Opalite · 20/11/2013 14:07

I do think that many people have been desensitised to these things because of the media. If you don't regularly watch or read the news then I think the effect is usually a lot stronger when you do hear about or watch these things happening

Mumsyblouse · 20/11/2013 14:12

I had to hide from my students in the toilet at the 11am Remembrance this year I felt so tearful. It was only for a couple of minutes then I got on with my day, but I still felt upset and didn't want anyone to witness that or hear my voice shaking for that few moments.

I don't think getting emotionally involved or finding something emotionally resonant is a bad thing per se. I do a lot. But I don't usually want to share that with others- but I do take the opportunity to reflect on things in the news, and think more deeply about my own life, as they naturally come up.

I think the term 'mass hysteria' is over-used, I didn't see anyone engaged in mass hysteria on Remembrance Day or indeed at Diana's funeral, not in everyday life anyway. It can be very dismissive term, I think it's perfectly possible to shed a tear in sadness for Diana on the day of her funeral but not be part of some 'mass hysteria' or be deluded that they are grieving for her personally.

Thisisaghostlyeuphemism · 20/11/2013 14:24

I think criticizing people who cry is a bit like criticizing people who don't cry. Not fair!

If you're the type who is emotionally incontinent on facebook then most of your friends will be too and most of your friends will enjoy hearing that you are catatonic because of the typhoon. No real harm done.

It's not for me, (or for most of my older friends) but I think for many young people having an unexpressed thought is a rare thing.

I read the papers every night, and yes, every few days, I will well up.
DH says stop bloody reading it then, but I can't I feel like I have to, like a testimony or something.

Anyway, despite being a good old blubber, I'm not (usually) a sharing blubber.
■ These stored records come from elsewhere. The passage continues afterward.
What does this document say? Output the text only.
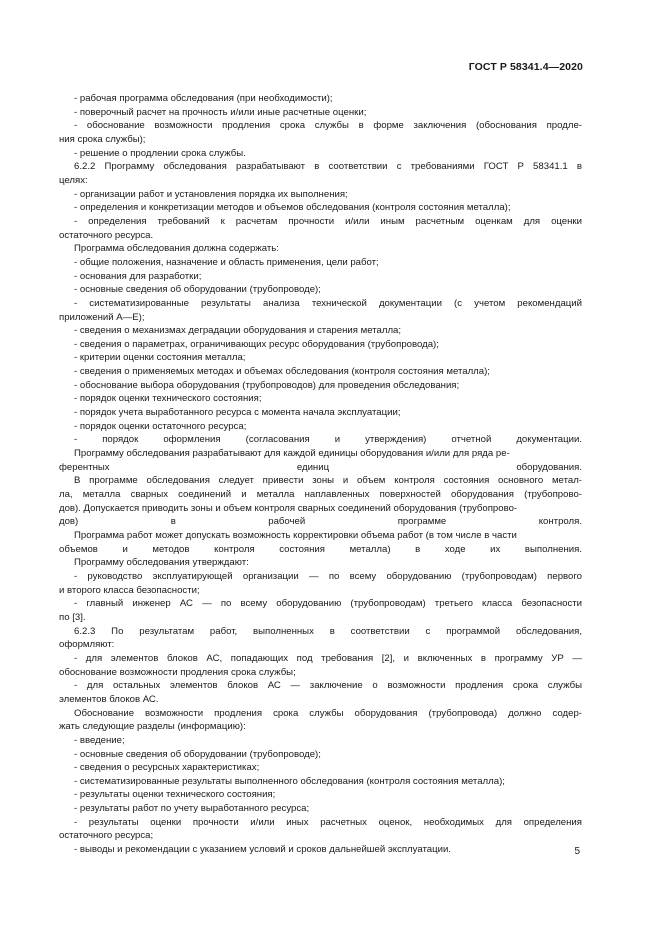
ГОСТ Р 58341.4—2020
- рабочая программа обследования (при необходимости);
- поверочный расчет на прочность и/или иные расчетные оценки;
- обоснование возможности продления срока службы в форме заключения (обоснования продле-
ния срока службы);
- решение о продлении срока службы.
6.2.2 Программу обследования разрабатывают в соответствии с требованиями ГОСТ Р 58341.1 в
целях:
- организации работ и установления порядка их выполнения;
- определения и конкретизации методов и объемов обследования (контроля состояния металла);
- определения требований к расчетам прочности и/или иным расчетным оценкам для оценки
остаточного ресурса.
Программа обследования должна содержать:
- общие положения, назначение и область применения, цели работ;
- основания для разработки;
- основные сведения об оборудовании (трубопроводе);
- систематизированные результаты анализа технической документации (с учетом рекомендаций
приложений А—Е);
- сведения о механизмах деградации оборудования и старения металла;
- сведения о параметрах, ограничивающих ресурс оборудования (трубопровода);
- критерии оценки состояния металла;
- сведения о применяемых методах и объемах обследования (контроля состояния металла);
- обоснование выбора оборудования (трубопроводов) для проведения обследования;
- порядок оценки технического состояния;
- порядок учета выработанного ресурса с момента начала эксплуатации;
- порядок оценки остаточного ресурса;
- порядок оформления (согласования и утверждения) отчетной документации.
Программу обследования разрабатывают для каждой единицы оборудования и/или для ряда ре-
ферентных единиц оборудования.
В программе обследования следует привести зоны и объем контроля состояния основного метал-
ла, металла сварных соединений и металла наплавленных поверхностей оборудования (трубопрово-
дов). Допускается приводить зоны и объем контроля сварных соединений оборудования (трубопрово-
дов) в рабочей программе контроля.
Программа работ может допускать возможность корректировки объема работ (в том числе в части
объемов и методов контроля состояния металла) в ходе их выполнения.
Программу обследования утверждают:
- руководство эксплуатирующей организации — по всему оборудованию (трубопроводам) первого
и второго класса безопасности;
- главный инженер АС — по всему оборудованию (трубопроводам) третьего класса безопасности
по [3].
6.2.3 По результатам работ, выполненных в соответствии с программой обследования,
оформляют:
- для элементов блоков АС, попадающих под требования [2], и включенных в программу УР —
обоснование возможности продления срока службы;
- для остальных элементов блоков АС — заключение о возможности продления срока службы
элементов блоков АС.
Обоснование возможности продления срока службы оборудования (трубопровода) должно содер-
жать следующие разделы (информацию):
- введение;
- основные сведения об оборудовании (трубопроводе);
- сведения о ресурсных характеристиках;
- систематизированные результаты выполненного обследования (контроля состояния металла);
- результаты оценки технического состояния;
- результаты работ по учету выработанного ресурса;
- результаты оценки прочности и/или иных расчетных оценок, необходимых для определения
остаточного ресурса;
- выводы и рекомендации с указанием условий и сроков дальнейшей эксплуатации.	5
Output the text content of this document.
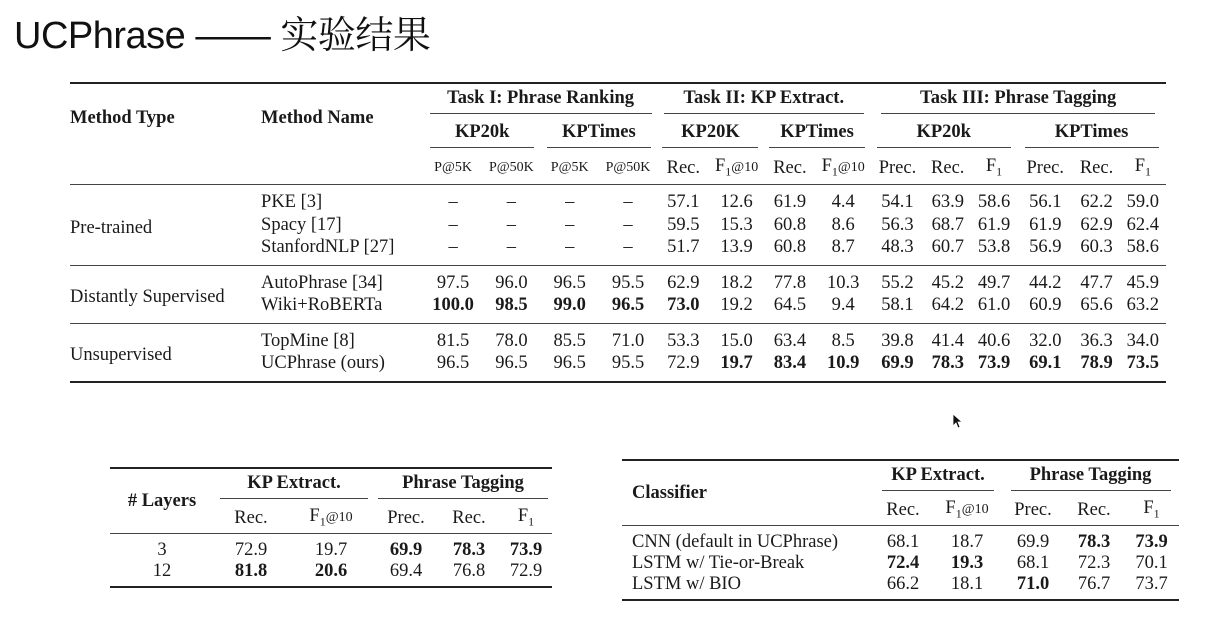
UCPhrase —— 实验结果

Method Type	Method Name	Task I: Phrase Ranking				Task II: KP Extract.				Task III: Phrase Tagging					
		KP20k		KPTimes		KP20K		KPTimes		KP20k			KPTimes		
		P@5K	P@50K	P@5K	P@50K	Rec.	$F_1@10$	Rec.	$F_1@10$	Prec.	Rec.	$F_1$	Prec.	Rec.	$F_1$

Pre-trained	PKE [3]	–	–	–	–	57.1	12.6	61.9	4.4	54.1	63.9	58.6	56.1	62.2	59.0
	Spacy [17]	–	–	–	–	59.5	15.3	60.8	8.6	56.3	68.7	61.9	61.9	62.9	62.4
	StanfordNLP [27]	–	–	–	–	51.7	13.9	60.8	8.7	48.3	60.7	53.8	56.9	60.3	58.6

Distantly Supervised	AutoPhrase [34]	97.5	96.0	96.5	95.5	62.9	18.2	77.8	10.3	55.2	45.2	49.7	44.2	47.7	45.9
	Wiki+RoBERTa	100.0	98.5	99.0	96.5	73.0	19.2	64.5	9.4	58.1	64.2	61.0	60.9	65.6	63.2

Unsupervised	TopMine [8]	81.5	78.0	85.5	71.0	53.3	15.0	63.4	8.5	39.8	41.4	40.6	32.0	36.3	34.0
	UCPhrase (ours)	96.5	96.5	96.5	95.5	72.9	19.7	83.4	10.9	69.9	78.3	73.9	69.1	78.9	73.5

# Layers	KP Extract.		Phrase Tagging		
	Rec.	$F_1@10$	Prec.	Rec.	$F_1$

3	72.9	19.7	69.9	78.3	73.9
12	81.8	20.6	69.4	76.8	72.9

Classifier	KP Extract.		Phrase Tagging		
	Rec.	$F_1@10$	Prec.	Rec.	$F_1$

CNN (default in UCPhrase)	68.1	18.7	69.9	78.3	73.9
LSTM w/ Tie-or-Break	72.4	19.3	68.1	72.3	70.1
LSTM w/ BIO	66.2	18.1	71.0	76.7	73.7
You can be one without the other.

BumPotato · 20/11/2013 23:29

Some people are emotional, true. Others are grief wankers. It is easy to mix the two up.
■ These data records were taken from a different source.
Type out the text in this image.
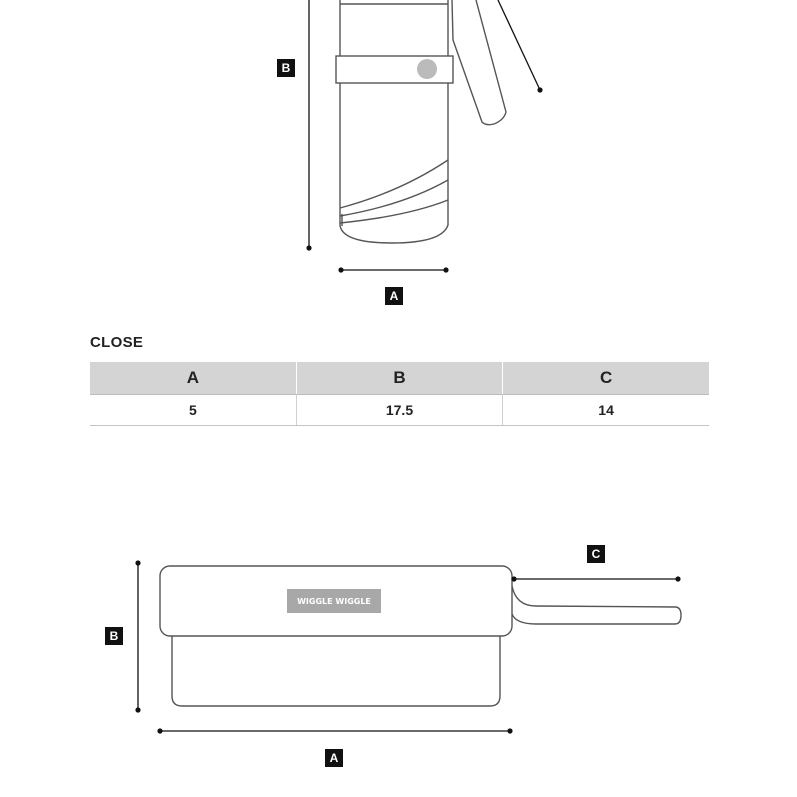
WIGGLE WIGGLE
B
A
B
A
C
CLOSE
A	B	C
5	17.5	14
GoshAnneGorilla · 21/11/2013 00:07

I do not do maudlin or poor me fb posts.

I don't cry over things that happen to me generally.
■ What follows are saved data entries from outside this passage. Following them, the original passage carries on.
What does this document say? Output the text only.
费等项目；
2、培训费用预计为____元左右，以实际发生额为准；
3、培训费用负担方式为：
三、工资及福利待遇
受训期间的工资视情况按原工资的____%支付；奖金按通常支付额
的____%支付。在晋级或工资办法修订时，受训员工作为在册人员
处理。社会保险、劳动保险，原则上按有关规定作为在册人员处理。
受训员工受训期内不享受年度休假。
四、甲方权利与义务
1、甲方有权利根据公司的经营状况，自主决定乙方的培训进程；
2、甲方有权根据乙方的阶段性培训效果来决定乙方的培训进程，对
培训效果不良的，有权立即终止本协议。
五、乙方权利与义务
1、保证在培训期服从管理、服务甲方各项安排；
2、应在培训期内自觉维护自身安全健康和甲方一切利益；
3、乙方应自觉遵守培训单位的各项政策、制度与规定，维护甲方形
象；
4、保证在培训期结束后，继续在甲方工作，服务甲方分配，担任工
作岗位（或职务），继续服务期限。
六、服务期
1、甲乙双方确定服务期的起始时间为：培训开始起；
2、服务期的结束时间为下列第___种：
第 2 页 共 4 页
I have seen many very sad things at work and I almost never cry over them, it wouldn't be professional and I don't like to bring work home.

But I do get watery eyes over things I see on TV.

There is an ongoing news story that affects people very close to me - that makes me cry.

And I still shed the odd tear when watching Queen videos some times.

I feel no shame about any of those things, they are my private emotions and don't impact other people.

SarahAndFuck · 21/11/2013 00:17

I once cried watching a news report of the Haiti earthquake.

I don't normally cry over news reports, but when this one showed a group of elderly dementia patients in a makeshift camp on the streets, with someone describing how they were frightened and confused, slowly starving and without the medication they needed, and kept asking to go home, I cried.

Mostly I think because I knew they were never going home. I suspect many of them died on that street and they will have done so feeling frightened and confused, not understanding where they were or why they were there. It did upset me and even now I have a lump in my throat thinking about them.

I didn't take to Facebook to weep about it though.

SinisterBuggyMonth · 21/11/2013 00:40

This reply has been deleted

Message withdrawn at poster's request.

maddening · 21/11/2013 06:10

Yanbu to react the way you do to such news stories.

Yabu to be derogatory about others who react differently - what's not to "get" -other people have different personalities abd emotional make ups.

hellokittymania · 21/11/2013 06:58

I know people who got choked up/cried about the Philippines/Vietnam but they knew someone who had been affected badly.

I don't cry even though I went through those storms (and really bad floods) but nobody close to me was killed, thank goodness.

I got upset by the Lao crash, however mainly because it happened so close to where I live and I was going to fly that day. A few friends of mine knew the Aussie aid worker who was killed in the crash as I live in an area where landmine clearance is an ongoing process.